Le projet de loi assurera indéniablement aux couples de même sexe une plus grande sécurité juridique, et cela dans un cadre stable, connu et reconnu par tous. De ce point de vue, le choix d'inclure les couples de même sexe dans l'institution du mariage est bien plus signifiant que ne l'aurait été le renforcement du PACS ou l'instauration d'un nouveau contrat d'union civile.

Enfin, comme l'a déclaré le Défenseur des droits lors de son audition, le projet de loi est à l'évidence conforme à l'intérêt supérieur des enfants qui vivent aujourd'hui dans des couples homosexuels.
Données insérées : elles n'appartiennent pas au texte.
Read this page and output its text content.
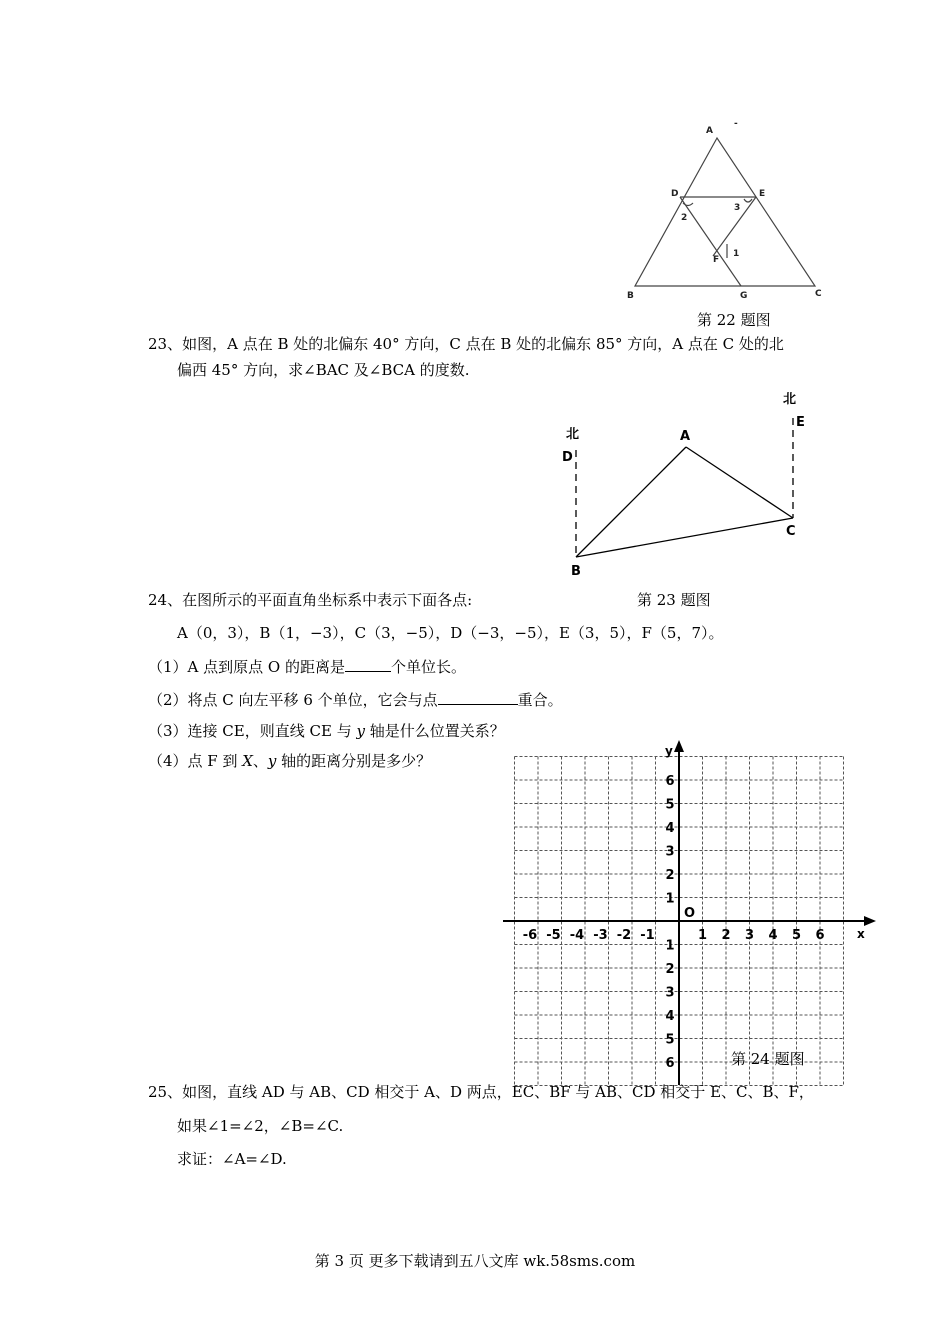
A
-
D	E
F
B	G	C
1
2
3
第 22 题图
23、如图，A 点在 B 处的北偏东 40° 方向，C 点在 B 处的北偏东 85° 方向，A 点在 C 处的北
偏西 45° 方向，求∠BAC 及∠BCA 的度数.
北
北
D
E
A
B
C
24、在图所示的平面直角坐标系中表示下面各点:	第 23 题图
A（0，3），B（1，−3），C（3，−5），D（−3，−5），E（3，5），F（5，7）。
（1）A 点到原点 O 的距离是	个单位长。
（2）将点 C 向左平移 6 个单位，它会与点	重合。
（3）连接 CE，则直线 CE 与 𝑦 轴是什么位置关系？
（4）点 F 到 𝑋、𝑦 轴的距离分别是多少？
1 2 3 4 5 6
-1
-2
-3
-4
-5
-6
1
2
3
4
5
6
1
2
3
4
5
6
x
y
O
第 24 题图
25、如图，直线 AD 与 AB、CD 相交于 A、D 两点，EC、BF 与 AB、CD 相交于 E、C、B、F，
如果∠1=∠2，∠B=∠C.
求证：∠A=∠D.
第 3 页 更多下载请到五八文库 wk.58sms.com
Cependant, les très nombreux articles de coordination qui opèrent des changements de vocabulaire dans plus d'une centaine d'articles au sein de plusieurs codes inquiètent vivement certains de nos collègues comme certains juristes. Le projet de loi propose en effet de remplacer à maintes reprises les vocables « père » et « mère » par « parents », « mari » ou « femme » par « époux », « parents » par « membre de la famille », etc. Pourriez-vous, mesdames les ministres, préciser la logique générale qui a présidé à ces modifications ?
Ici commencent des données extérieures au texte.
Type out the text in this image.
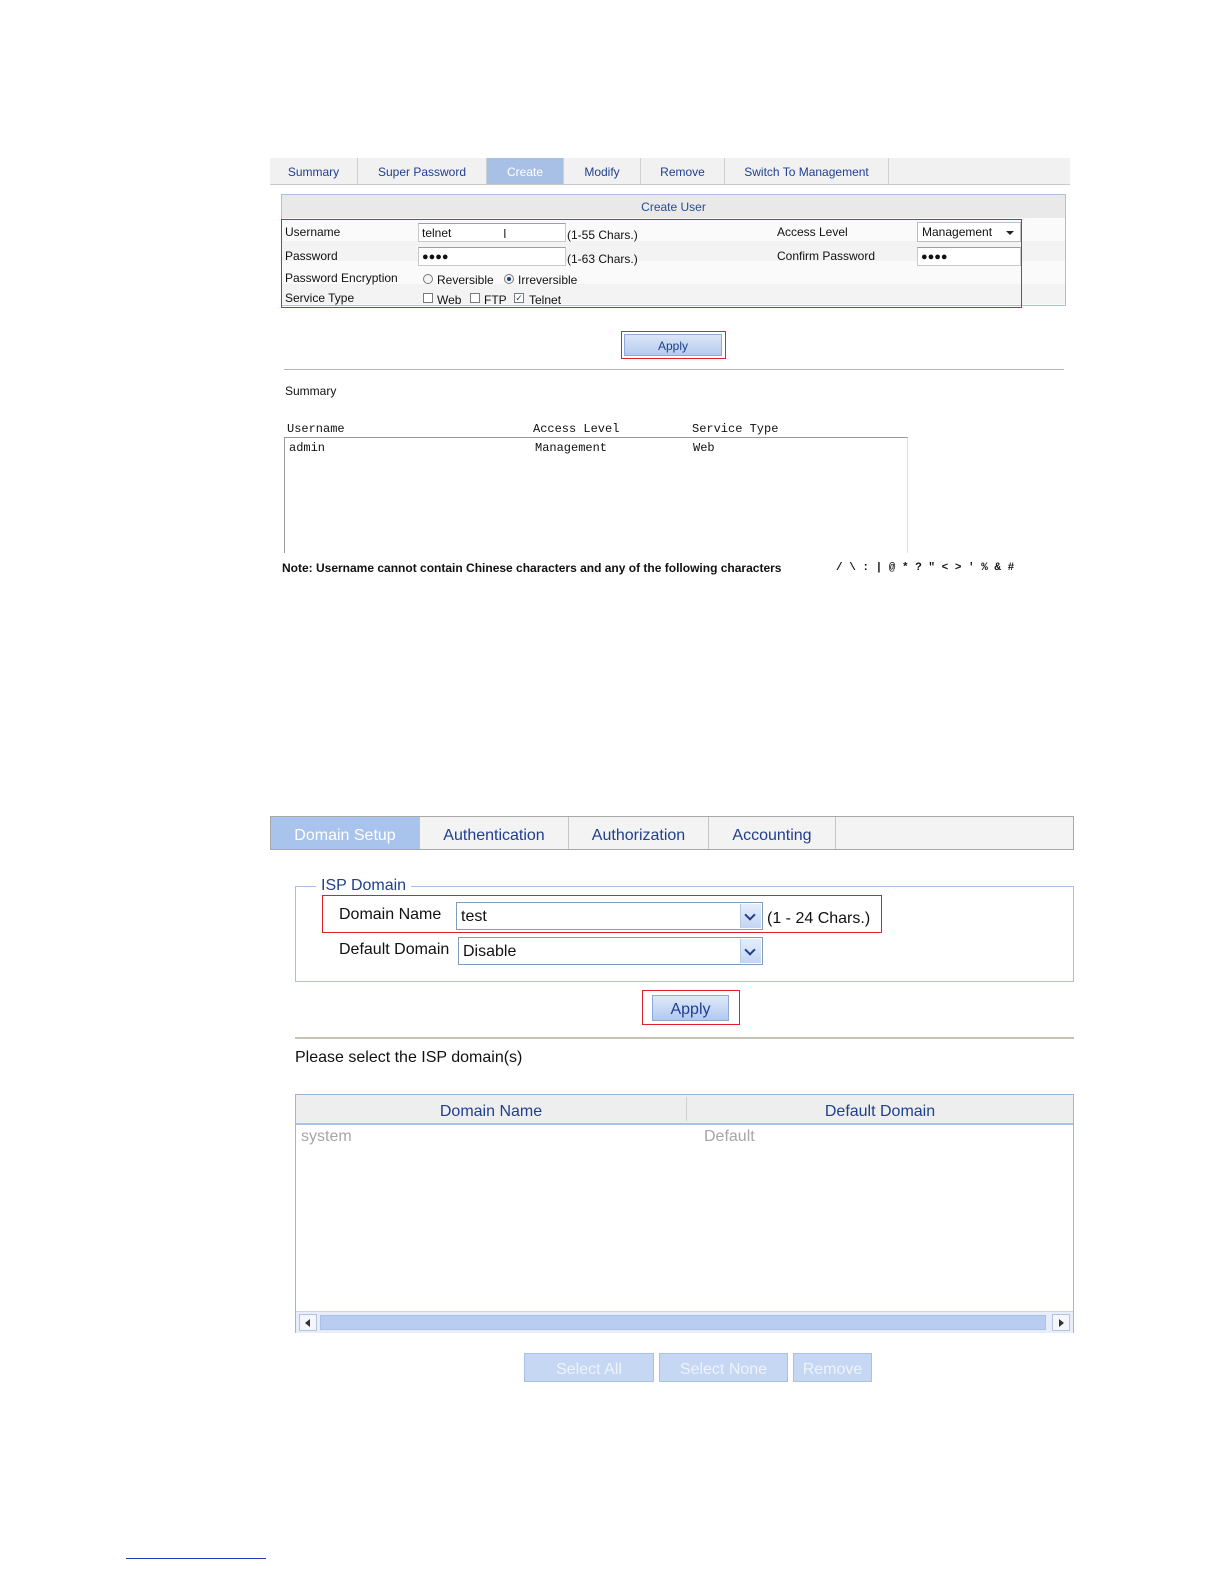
Summary	Super Password	Create	Modify	Remove	Switch To Management
Create User
Username	telnet	I	(1-55 Chars.)	Access Level	Management
Password	●●●●	(1-63 Chars.)	Confirm Password	●●●●
Password Encryption	Reversible Irreversible
Service Type	Web FTP ✓ Telnet
Apply
Summary
Username	Access Level	Service Type
admin	Management	Web
Note: Username cannot contain Chinese characters and any of the following characters	/ \ : | @ * ? " < > ' % & #
Domain Setup	Authentication	Authorization	Accounting
ISP Domain
Domain Name	test	(1 - 24 Chars.)
Default Domain Disable
Apply
Please select the ISP domain(s)
Domain Name	Default Domain
system	Default
Select All	Select None	Remove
Par ailleurs, si l'ouverture de l'adoption aux couples de même sexe va permettre de régulariser la situation d'un très grand nombre de familles homoparentales, ce dispositif sera-t-il susceptible de régler celle des familles homoparentales dont les parents sont aujourd'hui séparés ? Pour l'heure, dans ces cas, les tribunaux n'ont guère de solution à proposer. Le mariage n'étant évidemment pas une solution pour ces couples, je souhaiterais que vous puissiez nous indiquer si le cas de figure a été envisagé et quelle solution le nouveau cadre juridique pourrait y apporter.
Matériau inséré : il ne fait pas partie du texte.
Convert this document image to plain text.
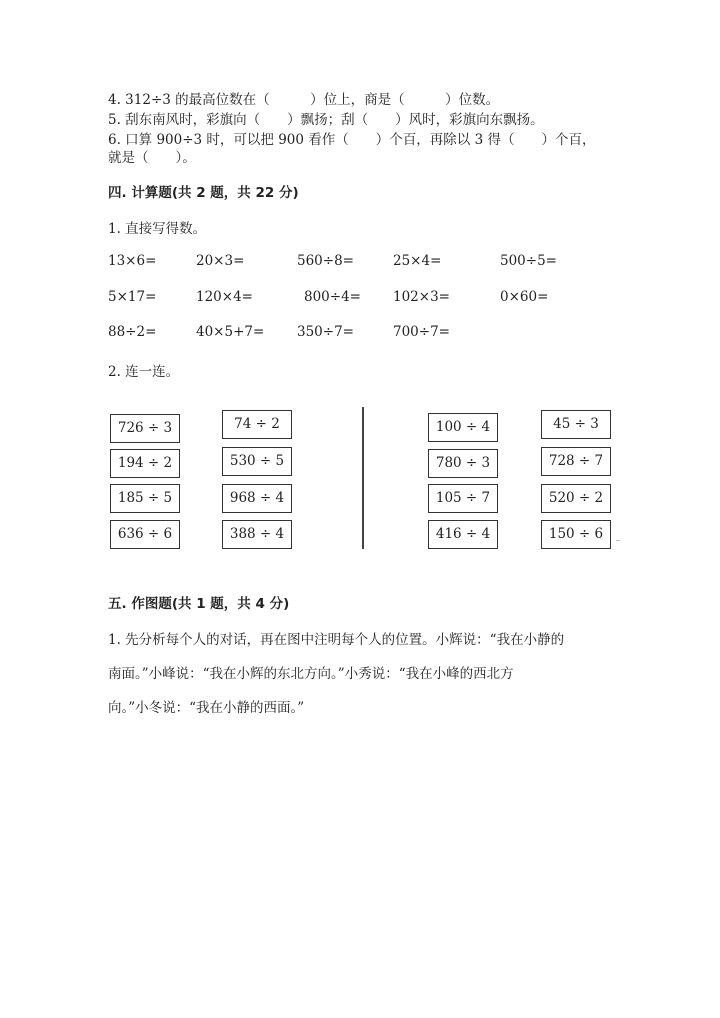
4. 312÷3 的最高位数在（　　　）位上，商是（　　　）位数。
5. 刮东南风时，彩旗向（　　）飘扬；刮（　　）风时，彩旗向东飘扬。
6. 口算 900÷3 时，可以把 900 看作（　　）个百，再除以 3 得（　　）个百，
就是（　　）。
四. 计算题(共 2 题，共 22 分)
1. 直接写得数。
13×6=	20×3=	560÷8=	25×4=	500÷5=
5×17=	120×4=	800÷4= 102×3=	0×60=
88÷2=	40×5+7= 350÷7=	700÷7=
2. 连一连。
726 ÷ 3
194 ÷ 2
185 ÷ 5
636 ÷ 6
74 ÷ 2
530 ÷ 5
968 ÷ 4
388 ÷ 4
100 ÷ 4
780 ÷ 3
105 ÷ 7
416 ÷ 4
45 ÷ 3
728 ÷ 7
520 ÷ 2
150 ÷ 6
五. 作图题(共 1 题，共 4 分)
1. 先分析每个人的对话，再在图中注明每个人的位置。小辉说：“我在小静的
南面。”小峰说：“我在小辉的东北方向。”小秀说：“我在小峰的西北方
向。”小冬说：“我在小静的西面。”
Enfin, la question de l'assistance médicale à la procréation pour les couples de femmes a été très présente dans nos travaux. Nous nous sommes d'ailleurs rendus à Bruxelles pour étudier, entre autres questions, la situation des Françaises qui vont en Belgique pour bénéficier d'une PMA. Compte tenu du nombre de celles qui se rendent à l'étranger dans ce dessein et de celles qui se lancent dans des inséminations « artisanales » avec un tiers plus ou moins connu, avec les risques sanitaires et juridiques que cela comporte, il est difficilement concevable de ne pas envisager l'ouverture de la PMA aux couples de lesbiennes. C'est d'autant plus inconcevable que le projet de loi ouvre la possibilité à la conjointe d'adopter a posteriori l'enfant né d'une PMA. Si, dans les autres pays européens ayant ouvert le mariage aux personnes de même sexe, les législateurs s'y sont repris à plusieurs fois pour se doter d'un arsenal juridique complet, tous, à l'exception du Portugal, ouvrent désormais le mariage, l'adoption et la PMA aux couples de personnes du même sexe. Ces trois piliers forment un ensemble cohérent et logique. Nous comptons donc poursuivre nos réflexions sur le sujet, mais j'aimerais connaître celles qui ont motivé le choix du Gouvernement de réserver cette ouverture de la PMA à un autre texte.

Les expériences étrangères que nous avons étudiées montrent que, une fois clos le débat parlementaire, le mariage et la filiation pour les personnes de même sexe deviennent d'une très grande banalité. Il nous reste quelques étapes avant d'y parvenir, dans le prolongement du projet de loi voulu par le président de la République et par le Gouvernement. Je souhaite vivement vous remercier d'en avoir pris l'initiative.